I flew into Paris’s Charles de Gaulle from Toronto’s Pearson, with a layover in Montreal’s Trudeau. I landed at 10am, and immediately bought a carnet (a packet of ten tickets), and a ticket on the RER B into the city. I stayed at St. Christopher’s on the Canal, but decided to not get off at the nearest station (Gare du Nord), but get off at St-Michel Notre Dame and walk from there to the hostel as a way to get to experience the city for the first time!
I spent the afternoon and evening walking from the Canal (Bassin de la Villette) in the 19th arrondissement to the 18th arrondissement through Goutte d’Or along Boulevard de la Chapelle to Montmartre and Sacré Coeur, then rested early.
My goal for this day was to knock out most of the obligatory touristy destinations. I started with the Eiffel Tower in the morning, then walked to the Place de Charles de Gaulle and the Arc de Triomphe through the 16th arrondissement and stopped for lunch (savory crèpes) along the way. Next, I walked down Les Champs Èlysées through the 18th arrondissement all the way to the Place de la Concorde and into Jardin des Tuileries and the 1st arrondissement. After relaxing in Jardin des Tuileries, I continued walking through Arc de Triomphe du Carrousel and into the Place du Carrousel.
Then, I crossed the Seine over Pont Neuf into the 6th arrondissement towards Saint-Germain, where I experienced the weirdest public bathrooms of all time. This bathroom was completely automated (including an automatic door). It had written English instructions that made very little sense, and had a person jabbering away in French giving instructions on how to use it. I tried to get in, visibly failed in front of some Parisian, and walked around the block twice in embarassment until they had used it and left. As far as I could tell, the automated system enforced a specific order of operations for using the bathroom (you HAD to use the toilet and flush, had to use the faucet for the right amount of time, take soap at the right time). Then the bathroom would lock itself for 45 seconds after someone used it, to wash and drain its own floor. Amazing.
I crossed Boulevard Saint-Germain to enter Jardin des Luxembourg and walk around the Luxembourg Palace, where I stopped to relax again.
After that, I took the Mètro to Parc des Buttes-Chaumont (recommended by someone at the hostel because it “had a waterfall”) in the 17th arrondissement. I never found a waterfall, but I did find my favorite city park of all time. It has a beautiful half-moon slow-moving river, with a peninsula that is over a hundred feet high (and provides beautiful views of the 18th arrondissement) and a beautiful 150-year-old gazebo (Temple de la Sibylle).
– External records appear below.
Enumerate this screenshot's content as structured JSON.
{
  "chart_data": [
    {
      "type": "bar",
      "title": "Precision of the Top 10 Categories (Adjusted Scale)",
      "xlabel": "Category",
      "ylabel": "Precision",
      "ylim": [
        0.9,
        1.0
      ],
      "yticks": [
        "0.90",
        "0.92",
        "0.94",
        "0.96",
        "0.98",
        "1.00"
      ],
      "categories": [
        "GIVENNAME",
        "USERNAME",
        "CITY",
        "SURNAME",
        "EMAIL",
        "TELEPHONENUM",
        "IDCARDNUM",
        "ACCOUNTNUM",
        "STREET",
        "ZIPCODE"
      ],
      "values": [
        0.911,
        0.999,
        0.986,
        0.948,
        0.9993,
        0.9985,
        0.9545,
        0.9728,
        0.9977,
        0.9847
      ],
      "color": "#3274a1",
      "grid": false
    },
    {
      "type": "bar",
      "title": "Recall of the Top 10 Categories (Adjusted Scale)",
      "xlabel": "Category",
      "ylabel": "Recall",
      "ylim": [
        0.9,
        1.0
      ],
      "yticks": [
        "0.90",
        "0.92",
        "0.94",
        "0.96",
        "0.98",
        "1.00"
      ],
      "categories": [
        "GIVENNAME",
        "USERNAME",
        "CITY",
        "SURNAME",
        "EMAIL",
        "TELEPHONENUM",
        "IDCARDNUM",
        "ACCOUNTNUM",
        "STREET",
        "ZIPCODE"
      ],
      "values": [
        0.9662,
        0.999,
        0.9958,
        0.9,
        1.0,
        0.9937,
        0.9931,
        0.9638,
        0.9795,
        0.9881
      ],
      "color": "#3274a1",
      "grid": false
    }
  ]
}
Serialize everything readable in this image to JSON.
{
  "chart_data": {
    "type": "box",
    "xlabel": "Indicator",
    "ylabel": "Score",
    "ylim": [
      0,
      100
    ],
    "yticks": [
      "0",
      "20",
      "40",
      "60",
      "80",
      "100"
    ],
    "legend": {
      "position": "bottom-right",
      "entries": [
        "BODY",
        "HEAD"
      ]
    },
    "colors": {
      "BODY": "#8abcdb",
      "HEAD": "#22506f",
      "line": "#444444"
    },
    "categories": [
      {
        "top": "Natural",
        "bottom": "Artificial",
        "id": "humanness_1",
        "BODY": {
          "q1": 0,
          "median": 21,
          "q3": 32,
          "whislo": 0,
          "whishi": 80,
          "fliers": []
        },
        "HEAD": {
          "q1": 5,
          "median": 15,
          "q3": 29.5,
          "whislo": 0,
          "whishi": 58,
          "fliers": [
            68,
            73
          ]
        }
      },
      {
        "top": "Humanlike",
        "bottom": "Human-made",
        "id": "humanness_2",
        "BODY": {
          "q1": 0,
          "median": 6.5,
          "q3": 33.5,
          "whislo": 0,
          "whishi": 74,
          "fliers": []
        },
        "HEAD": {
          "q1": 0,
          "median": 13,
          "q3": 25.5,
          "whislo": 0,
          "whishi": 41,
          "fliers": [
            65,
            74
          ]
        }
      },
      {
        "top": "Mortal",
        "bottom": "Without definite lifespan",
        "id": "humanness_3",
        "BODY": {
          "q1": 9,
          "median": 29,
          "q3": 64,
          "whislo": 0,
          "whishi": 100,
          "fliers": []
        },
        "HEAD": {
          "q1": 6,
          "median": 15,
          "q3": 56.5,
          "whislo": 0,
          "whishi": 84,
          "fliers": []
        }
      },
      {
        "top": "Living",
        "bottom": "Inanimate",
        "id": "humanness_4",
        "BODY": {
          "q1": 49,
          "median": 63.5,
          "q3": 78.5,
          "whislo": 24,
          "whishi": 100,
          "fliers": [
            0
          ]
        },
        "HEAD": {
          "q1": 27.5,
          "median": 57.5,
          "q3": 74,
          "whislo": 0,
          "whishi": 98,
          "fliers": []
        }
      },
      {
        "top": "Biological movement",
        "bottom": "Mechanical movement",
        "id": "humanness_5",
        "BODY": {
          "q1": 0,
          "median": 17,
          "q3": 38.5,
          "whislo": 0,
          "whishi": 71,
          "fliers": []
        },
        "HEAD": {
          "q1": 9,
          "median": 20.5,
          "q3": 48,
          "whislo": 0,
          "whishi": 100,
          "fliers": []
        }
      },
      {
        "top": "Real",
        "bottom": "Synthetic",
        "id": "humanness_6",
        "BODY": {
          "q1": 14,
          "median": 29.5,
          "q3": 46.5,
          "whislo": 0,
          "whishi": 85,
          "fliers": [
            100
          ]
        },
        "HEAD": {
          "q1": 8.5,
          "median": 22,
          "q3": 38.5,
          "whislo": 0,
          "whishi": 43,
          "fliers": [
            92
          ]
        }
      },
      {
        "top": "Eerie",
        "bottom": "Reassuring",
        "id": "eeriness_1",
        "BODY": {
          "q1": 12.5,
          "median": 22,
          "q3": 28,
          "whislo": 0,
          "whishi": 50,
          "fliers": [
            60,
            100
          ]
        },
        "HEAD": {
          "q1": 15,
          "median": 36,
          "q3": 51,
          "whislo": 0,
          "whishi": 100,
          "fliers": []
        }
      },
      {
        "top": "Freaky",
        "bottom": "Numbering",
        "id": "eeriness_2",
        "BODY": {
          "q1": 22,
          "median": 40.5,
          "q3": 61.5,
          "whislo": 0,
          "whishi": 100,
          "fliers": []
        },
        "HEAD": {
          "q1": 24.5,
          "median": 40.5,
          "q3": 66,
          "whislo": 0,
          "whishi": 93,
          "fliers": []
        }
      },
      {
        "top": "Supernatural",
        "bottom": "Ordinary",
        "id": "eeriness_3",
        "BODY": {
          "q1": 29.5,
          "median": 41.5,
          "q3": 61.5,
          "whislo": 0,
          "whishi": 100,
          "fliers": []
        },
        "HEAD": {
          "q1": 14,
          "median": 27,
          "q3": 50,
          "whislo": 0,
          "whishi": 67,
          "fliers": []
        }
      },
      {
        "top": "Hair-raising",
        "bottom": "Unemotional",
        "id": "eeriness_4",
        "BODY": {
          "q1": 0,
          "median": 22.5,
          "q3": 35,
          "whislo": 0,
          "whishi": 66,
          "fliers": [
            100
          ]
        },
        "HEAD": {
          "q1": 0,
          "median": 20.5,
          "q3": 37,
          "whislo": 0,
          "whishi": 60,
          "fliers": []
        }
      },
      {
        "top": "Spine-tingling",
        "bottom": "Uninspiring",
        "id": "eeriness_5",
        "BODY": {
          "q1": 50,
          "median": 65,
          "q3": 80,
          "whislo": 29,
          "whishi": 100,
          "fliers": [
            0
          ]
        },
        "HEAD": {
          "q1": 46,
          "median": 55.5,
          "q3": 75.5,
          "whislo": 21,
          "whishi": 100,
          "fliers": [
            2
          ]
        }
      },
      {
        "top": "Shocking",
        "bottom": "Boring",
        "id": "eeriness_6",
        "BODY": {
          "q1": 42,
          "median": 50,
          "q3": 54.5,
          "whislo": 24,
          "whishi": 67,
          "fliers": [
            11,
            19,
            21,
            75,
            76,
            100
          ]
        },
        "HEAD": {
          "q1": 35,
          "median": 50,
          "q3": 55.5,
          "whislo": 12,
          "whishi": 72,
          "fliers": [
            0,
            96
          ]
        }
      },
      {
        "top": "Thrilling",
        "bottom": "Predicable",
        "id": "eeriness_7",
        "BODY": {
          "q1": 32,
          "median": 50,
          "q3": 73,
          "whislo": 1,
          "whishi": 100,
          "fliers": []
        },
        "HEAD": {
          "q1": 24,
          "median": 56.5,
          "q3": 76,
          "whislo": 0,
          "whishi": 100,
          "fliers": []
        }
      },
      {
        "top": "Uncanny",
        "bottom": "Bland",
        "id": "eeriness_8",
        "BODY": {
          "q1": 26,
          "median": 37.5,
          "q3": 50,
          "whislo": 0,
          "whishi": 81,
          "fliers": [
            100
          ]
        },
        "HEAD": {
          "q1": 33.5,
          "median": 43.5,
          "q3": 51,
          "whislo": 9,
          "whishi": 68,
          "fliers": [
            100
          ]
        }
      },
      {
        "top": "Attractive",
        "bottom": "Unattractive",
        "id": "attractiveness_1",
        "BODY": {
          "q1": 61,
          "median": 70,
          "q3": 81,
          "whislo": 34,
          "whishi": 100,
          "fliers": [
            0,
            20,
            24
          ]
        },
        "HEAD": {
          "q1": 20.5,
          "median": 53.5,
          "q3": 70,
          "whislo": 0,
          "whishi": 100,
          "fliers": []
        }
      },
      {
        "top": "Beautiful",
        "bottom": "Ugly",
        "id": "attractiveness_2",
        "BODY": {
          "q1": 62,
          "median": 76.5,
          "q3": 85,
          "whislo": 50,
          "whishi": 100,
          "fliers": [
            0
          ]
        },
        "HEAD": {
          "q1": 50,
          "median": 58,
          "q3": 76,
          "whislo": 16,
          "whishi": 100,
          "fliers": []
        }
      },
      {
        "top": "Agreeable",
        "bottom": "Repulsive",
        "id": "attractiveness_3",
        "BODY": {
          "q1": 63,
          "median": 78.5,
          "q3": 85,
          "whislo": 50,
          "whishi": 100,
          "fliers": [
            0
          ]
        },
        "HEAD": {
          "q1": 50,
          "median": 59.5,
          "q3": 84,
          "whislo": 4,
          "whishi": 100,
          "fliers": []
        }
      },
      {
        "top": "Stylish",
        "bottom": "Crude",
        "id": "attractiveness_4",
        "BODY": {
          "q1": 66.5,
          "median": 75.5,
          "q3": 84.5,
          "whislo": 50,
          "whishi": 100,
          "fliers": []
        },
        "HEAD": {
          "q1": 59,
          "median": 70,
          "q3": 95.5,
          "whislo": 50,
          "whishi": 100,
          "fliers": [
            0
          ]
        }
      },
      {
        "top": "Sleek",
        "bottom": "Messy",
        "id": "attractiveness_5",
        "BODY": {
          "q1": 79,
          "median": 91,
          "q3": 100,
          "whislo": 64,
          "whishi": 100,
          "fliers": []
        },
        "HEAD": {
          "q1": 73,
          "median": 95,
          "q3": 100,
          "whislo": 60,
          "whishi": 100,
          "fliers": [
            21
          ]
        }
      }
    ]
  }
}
I took the Mètro in to Ile de la Citè, walked along the Seine for a bit, then spent essentially the whole day at the Louvre. The line into the Pyramid was short because it just had briefly rained, so people left line for cover, and I beat the rush back to get in line. The Egyptian exhibit was closed that day, which was a serious bummer.
One of my defining memories from the Louvre is listening to Chance and Lil Wayne’s verses on I’m the One while wandering through the Roman sculpture exhibit.
That evening, I ordered a glass of red wine in French from a Parisian café by les Halles as sun fell, and people-watched.
I took the RÉR C to spend the day in Versailles.
The Métro is so incredibly dense, and the trains are so frequent. I was primarily on lines 7 (where my hostel was at Crimeé) and 4, with random stops on other ones (e.g. 5 to get out to Parc Butte-Chaumont). There are so many lines, so many stations, and it’s so impressively cheap (a carnet, or packet of ten tickets, is 1,45 euro a ticket). Of all the public transit systems I’ve used (NYC, Chicago, SF, London, Berlin, Budapest), Paris is my favorite along with Tokyo (for very different reasons).
PLUS, PLUS: You can get off the 4 line/7 line trains before they stop!